[Twisted-web] Sessions and Authentication for Web2

glyph at divmod.com glyph at divmod.com
Thu Nov 17 04:47:27 MST 2005

On Wed, 16 Nov 2005 13:48:12 -0500, "Clark C. Evans" <cce at clarkevans.com> wrote:

>We had a chat on IRC today, and a few random notes/ideas emerged:
>  a) There was a strong preference to keep Session and Authentication
>     completely separate.  Currently Nevow's Guard mixes the two and
>     thus is overly complicated and non-modular.  Nevow also uses
>     Componentized, which is depreciated (in favor of... ?)
>     http://divmod.org/trac/browser/trunk/Nevow/nevow/guard.py
>     http://divmod.org/trac/browser/import/Nevow/sandbox/mg/guarded/guard.py

I'm not sure what "completely separate" means in this context.  I don't think I agree, although I'm not sure about the specifics of the implementation.  I do think that there should be no public session-management API divorced from authentication though.

The use of getSession() is a mistake in every single case where it's used, except those in guard itself.  What resource you're viewing should implicitly represent what session you are talking to.  The whole idea of a session is entirely internal state that should not be exposed to the user.  What it amounts to is a rewrite of Python's argument-passing convention, used to pass stuff in an implicit, out-of-band way that's hard to document and impossible to test for.  All the discussion of Componentized and Context and all these other objects that are pretty much just different names for a free-form dictionary are indications that session-management == encapsulation violation, if it's exposed to the user.

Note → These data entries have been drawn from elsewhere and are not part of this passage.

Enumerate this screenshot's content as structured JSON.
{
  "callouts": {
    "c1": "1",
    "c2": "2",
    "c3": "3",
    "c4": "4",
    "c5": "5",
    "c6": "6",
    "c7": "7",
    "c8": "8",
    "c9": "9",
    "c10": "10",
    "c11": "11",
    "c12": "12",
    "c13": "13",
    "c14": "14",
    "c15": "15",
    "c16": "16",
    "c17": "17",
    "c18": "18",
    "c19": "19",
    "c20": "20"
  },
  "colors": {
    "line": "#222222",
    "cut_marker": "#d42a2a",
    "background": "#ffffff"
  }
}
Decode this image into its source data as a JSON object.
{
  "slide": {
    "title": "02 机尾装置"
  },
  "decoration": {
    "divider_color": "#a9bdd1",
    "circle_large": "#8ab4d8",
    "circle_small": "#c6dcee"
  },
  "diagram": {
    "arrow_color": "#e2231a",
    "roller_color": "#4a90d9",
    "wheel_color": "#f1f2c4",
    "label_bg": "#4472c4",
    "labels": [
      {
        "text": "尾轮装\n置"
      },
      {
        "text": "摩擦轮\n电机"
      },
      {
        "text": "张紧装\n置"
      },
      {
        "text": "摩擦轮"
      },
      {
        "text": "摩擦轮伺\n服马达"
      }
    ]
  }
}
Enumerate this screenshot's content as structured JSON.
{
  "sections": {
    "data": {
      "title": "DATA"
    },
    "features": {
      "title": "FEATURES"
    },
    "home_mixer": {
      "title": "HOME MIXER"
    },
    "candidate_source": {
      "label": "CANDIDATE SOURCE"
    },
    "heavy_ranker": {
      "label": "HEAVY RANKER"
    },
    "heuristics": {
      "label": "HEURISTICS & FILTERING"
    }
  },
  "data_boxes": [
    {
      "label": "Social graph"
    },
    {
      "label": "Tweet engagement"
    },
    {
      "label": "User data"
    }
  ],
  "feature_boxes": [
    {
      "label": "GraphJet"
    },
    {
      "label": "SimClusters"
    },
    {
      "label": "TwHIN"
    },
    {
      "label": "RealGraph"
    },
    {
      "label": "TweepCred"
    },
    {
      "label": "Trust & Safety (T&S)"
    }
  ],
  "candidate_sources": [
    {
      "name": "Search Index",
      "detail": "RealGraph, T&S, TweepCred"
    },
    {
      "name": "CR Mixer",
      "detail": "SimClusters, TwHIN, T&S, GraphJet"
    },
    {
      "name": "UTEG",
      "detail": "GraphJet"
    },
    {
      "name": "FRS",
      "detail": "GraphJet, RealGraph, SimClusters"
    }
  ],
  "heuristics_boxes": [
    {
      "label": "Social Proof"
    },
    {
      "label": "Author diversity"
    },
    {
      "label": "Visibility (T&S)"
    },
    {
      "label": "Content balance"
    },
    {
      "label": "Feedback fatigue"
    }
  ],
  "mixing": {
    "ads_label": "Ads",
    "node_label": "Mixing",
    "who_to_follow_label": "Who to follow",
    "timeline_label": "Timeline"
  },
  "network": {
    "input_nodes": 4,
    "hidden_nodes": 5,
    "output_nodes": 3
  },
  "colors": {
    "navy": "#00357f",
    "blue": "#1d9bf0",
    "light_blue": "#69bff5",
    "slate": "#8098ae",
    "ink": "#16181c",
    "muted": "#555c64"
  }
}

Every session is associated with a user.  The representation of the session is the top of the resource tree.  If you need to persist information about the session, your resource tree should be pointed at a persistence system of some kind.  Perhaps the session manager should have better/more explicit support for simultaneous distinct sessions; in the case of anonymous sessions that would certainly be helpful.

As JP stipulated, this all *must* go through cred.  A separate session interface is unacceptable.  It is already hard enough managing the insanity of HTTP in a multi-protocol server.

I am aware that this is not how "most" appservers do things.  However, "most" appservers also spawn hundreds of threads, and operate by putting conditional structures in a special-purpose scripting language into templates.  Add "exposed session interface" to the list of common design mistakes :).

All that said, I don't think that your requirements are wrong, and I do think that the implementation specifics of the Nevow session initiation implementation are pretty bad, and they are mostly my fault.

>  c) Exarkun expressed a strong (ok, mandatory) preference for the
>     use of tw.cred in any Authentication solution.  However, it was
>     noted that tw.cred does not allow for challenge-response
>     authentication mechanisms (which all of mine are).  Specific
>     examples were noted: twisted.protocols.sip, SASL, OTP

Hmm.  How did you get this idea?  Cred's design was specifically to facilitate challenge-response authentication.  That's why login() takes credentials and returns a Deferred.  The assumption is that the credentials object will encapsulate whatever facets of the user's connection are required to do the negotiation process.

Again, this may be a place that Nevow's current session-initialization strategy falls down; IIRC it wouldn't allow for that Deferred to be fired by multiple different web-page hits, since it is a Deferred which is expected to itself return a Resource.  That's a limitation of guard though, not cred.

>  d) There was talk that the Session manager should actually be
>     a filter on the Response object; so that it can rewite paths
>     and/or inject cookies as needed before the response is sent.
>     This seems a bit complicated, no?

Seems so to me.  Then again, the implementation specifics of the session manager are often pretty horrible.  This is another major reason that I think that the API for sessions should be kept as far away from the user as possible.

>  e) I can probalby help in some ways, but I'm not a Twisted expert.
>     I could continue to collect requirements and post; but I have
>     short term deadlines (as usual).  If you wish I could put two
>     files in twisted.web2, marked 'experimental':
>        session.py    This would contain session manager, how ever
>                      it is eventually implemented.
>        guard.py      This would contain the gule to link tw.cred
>                      to web2.

web2 is itself experimental, and you are taking a risk by doing work with short-term deadlines on something unfinished.  Keep in mind that if these files are determined to be a bad idea later, they may be removed without warning and without regard for your project or deadlines.  You may want to work in a branch to provide yourself (and your employer) with some guarantee of stability.